When reading the arguments about the Wallace trade, there are two primary camps. One side thinks it's a good trade because you bring him in now and the other side thinks it was pointless because we could have got him as a free agent anyway.
When the trade first went down, I hated it. I liked getting Wallace, but I thought King was OFF HIS ROCKER by not protecting the pick through the Top 10. I actually send him a curse-filled tweet and have since been blocked (I know because I tried to follow him and it said I was blocked haha).
Since then, I realized that it would have been hard to get the Blazers to take a more protected pick. It would basically be accepting the 2013 pick because there was about a 1% chance we would have the 11th worst record.
But I've typically defended the trade using number logic. We could give him higher % raises. We could offer an extra year. We could do this, we could do that.
I had to admit to myself that I thought the Others (led by eLone these days) have a point that we could have gotten Gerald as a free agent while also having a pick. After all, don't all free agents have to be wooed by "strange" teams?
But then I did some more thinking. And I could be wrong, but here’s another POV.After Dwight screwed us, three things became absolutely certain.
- Dwight Howard would no longer be available in the summer
- Deron would become a free agent
- Other than Lopez, the Nets would have no veteran starters and have little sway with outsider free agents in the summer.
After Dwight signed the ETO, the only way the Nets could attract free agents would be on selling them on the idea of playing with Deron. But they would have almost zero assurances that Deron would be staying in Brooklyn, so why would they jump in before Deron jumps in.
The only way to sign Deron would be to show him that we could build a team, but if he were legitimately concerned about the Nets prospects of building a team, then how could he help sell Brooklyn with one foot out the door?
So what do you do?
You bring in a veteran leader that Deron likes.

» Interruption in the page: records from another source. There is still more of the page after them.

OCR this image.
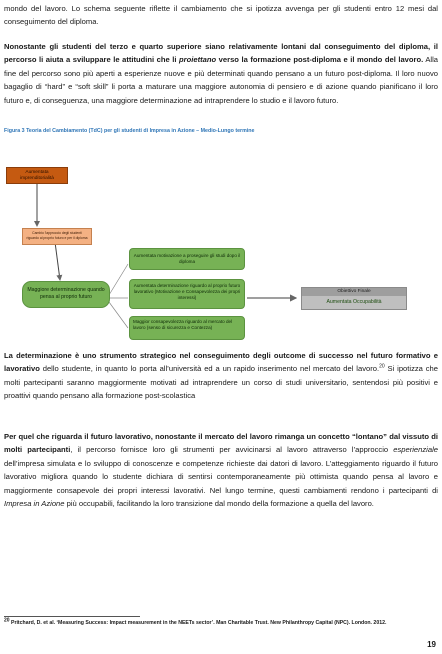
mondo del lavoro. Lo schema seguente riflette il cambiamento che si ipotizza avvenga per gli studenti entro 12 mesi dal conseguimento del diploma.
Nonostante gli studenti del terzo e quarto superiore siano relativamente lontani dal conseguimento del diploma, il percorso li aiuta a sviluppare le attitudini che li proiettano verso la formazione post-diploma e il mondo del lavoro. Alla fine del percorso sono più aperti a esperienze nuove e più determinati quando pensano a un futuro post-diploma. Il loro nuovo bagaglio di “hard” e “soft skill” li porta a maturare una maggiore autonomia di pensiero e di azione quando pianificano il loro futuro e, di conseguenza, una maggiore determinazione ad intraprendere lo studio e il lavoro futuro.
Figura 3 Teoria del Cambiamento (TdC) per gli studenti di Impresa in Azione – Medio-Lungo termine
Aumentata imprenditorialità
Cambio l'approccio degli studenti riguardo al proprio futuro e per il diploma
Maggiore determinazione quando pensa al proprio futuro
Aumentata motivazione a proseguire gli studi dopo il diploma
Aumentata determinazione riguardo al proprio futuro lavorativo (Motivazione e Consapevolezza dei propri interessi)
Maggior consapevolezza riguardo al mercato del lavoro (senso di sicurezza e Contezza)
Obiettivo Finale
Aumentata Occupabilità
La determinazione è uno strumento strategico nel conseguimento degli outcome di successo nel futuro formativo e lavorativo dello studente, in quanto lo porta all’università ed a un rapido inserimento nel mercato del lavoro.$^{20}$ Si ipotizza che molti partecipanti saranno maggiormente motivati ad intraprendere un corso di studi universitario, sentendosi più positivi e proattivi quando pensano alla formazione post-scolastica
Per quel che riguarda il futuro lavorativo, nonostante il mercato del lavoro rimanga un concetto “lontano” dal vissuto di molti partecipanti, il percorso fornisce loro gli strumenti per avvicinarsi al lavoro attraverso l’approccio esperienziale dell’impresa simulata e lo sviluppo di conoscenze e competenze richieste dai datori di lavoro. L’atteggiamento riguardo il futuro lavorativo migliora quando lo studente dichiara di sentirsi contemporaneamente più ottimista quando pensa al lavoro e maggiormente consapevole dei propri interessi lavorativi. Nel lungo termine, questi cambiamenti rendono i partecipanti di Impresa in Azione più occupabili, facilitando la loro transizione dal mondo della formazione a quella del lavoro.
$^{20}$ Pritchard, D. et al. ‘Measuring Success: Impact measurement in the NEETs sector’. Man Charitable Trust. New Philanthropy Capital (NPC). London. 2012.
19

Then you take advantage of your time and unveil the plan to them. Rather than only having a few days to sell an outsider on the potential of the team, you take 3 months to show them the young talent (primarily Brooks and Green), introduce them to Lopez and remind them about how good he is, you take them on tours of Barclays, introduce them to the charismatic owner, show them the career opportunities in New York, and let them become a part of what some players have called the tightest locker room they’ve ever been apart of.
You let a seemingly unattractive option marinate for a bit and you let them come to realize what it could become.

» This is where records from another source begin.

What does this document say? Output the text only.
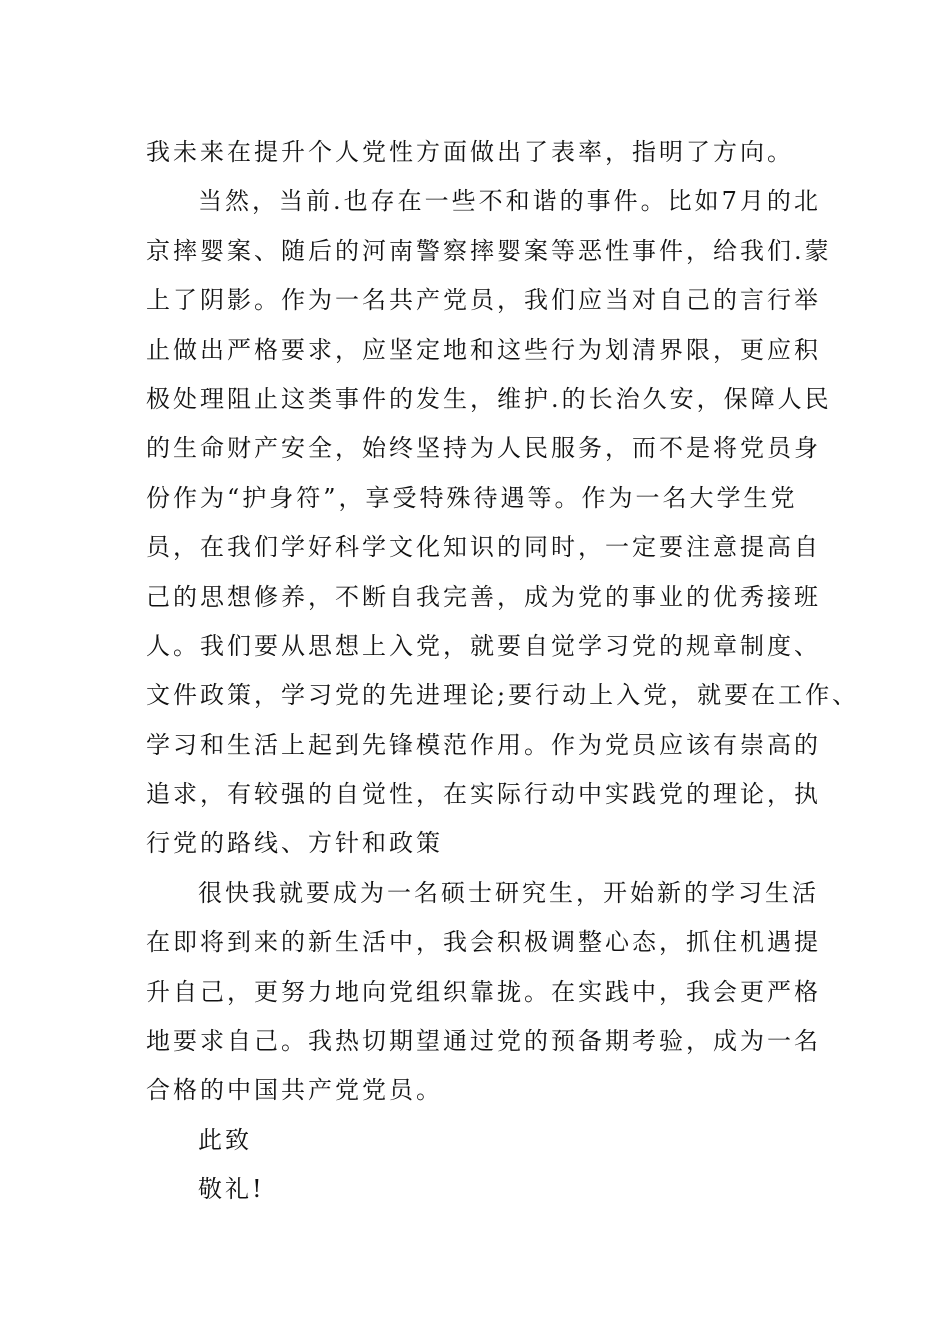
我未来在提升个人党性方面做出了表率，指明了方向。
当然，当前.也存在一些不和谐的事件。比如7月的北
京摔婴案、随后的河南警察摔婴案等恶性事件，给我们.蒙
上了阴影。作为一名共产党员，我们应当对自己的言行举
止做出严格要求，应坚定地和这些行为划清界限，更应积
极处理阻止这类事件的发生，维护.的长治久安，保障人民
的生命财产安全，始终坚持为人民服务，而不是将党员身
份作为“护身符”，享受特殊待遇等。作为一名大学生党
员，在我们学好科学文化知识的同时，一定要注意提高自
己的思想修养，不断自我完善，成为党的事业的优秀接班
人。我们要从思想上入党，就要自觉学习党的规章制度、
文件政策，学习党的先进理论;要行动上入党，就要在工作、
学习和生活上起到先锋模范作用。作为党员应该有崇高的
追求，有较强的自觉性，在实际行动中实践党的理论，执
行党的路线、方针和政策
很快我就要成为一名硕士研究生，开始新的学习生活
在即将到来的新生活中，我会积极调整心态，抓住机遇提
升自己，更努力地向党组织靠拢。在实践中，我会更严格
地要求自己。我热切期望通过党的预备期考验，成为一名
合格的中国共产党党员。
此致
敬礼!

After all, it's worked once before:
Deshawn Stevenson, in his own words:
“When I signed, no (I didn’t see myself wanting to re-sign). But after playing on the team and being with D-Will and playing with the guys, I would like to come back and kind of be like a veteran leader.
Show them how much cap room the team has to play with. Get them in a room with Billy and discuss everything that could be done with that money in the summer.
So yeah, you give up a #6 pick. You and your scouts decide that this draft is largely Davis or bust. Everything outside of the top 3 is a multi-year project player that will neither convince veteran players that this team is close to becoming a contender nor sell any real tickets.
Rather than spend 10 days in July trying to convince a stranger of what the Brooklyn Nets can become, you bring them in and let them experience it for themselves. Rather than introduce them to a superstar with bags already packed, you walk them in and let them develop a relationship together.
It’s a strategy that lets you sell reality rather than hopes and dreams. You keep them in your building while you try to convince Ilyasova and all of the other targets and let the TWO of them court incoming free agents.
They can tell targets like Ilyasova, "If you come here, we're committed to resigning and making this happen. We'll still have flexibility and the three of us + Lopez and some of these younger guys can compete," and let Billy come in and explain that the team would still have room to build.
It’s an unconventional - and unpopular - strategy, but when you really think about the human aspect of it, it sounds like a strategy that could be more effective than trying to act like car salesman in the free agent flurry.
(That’s also why they don’t tell people entering Scientology that it’s a religion mostly about aliens. They reveal that after people have become involved for months. They let the brain get washed first.)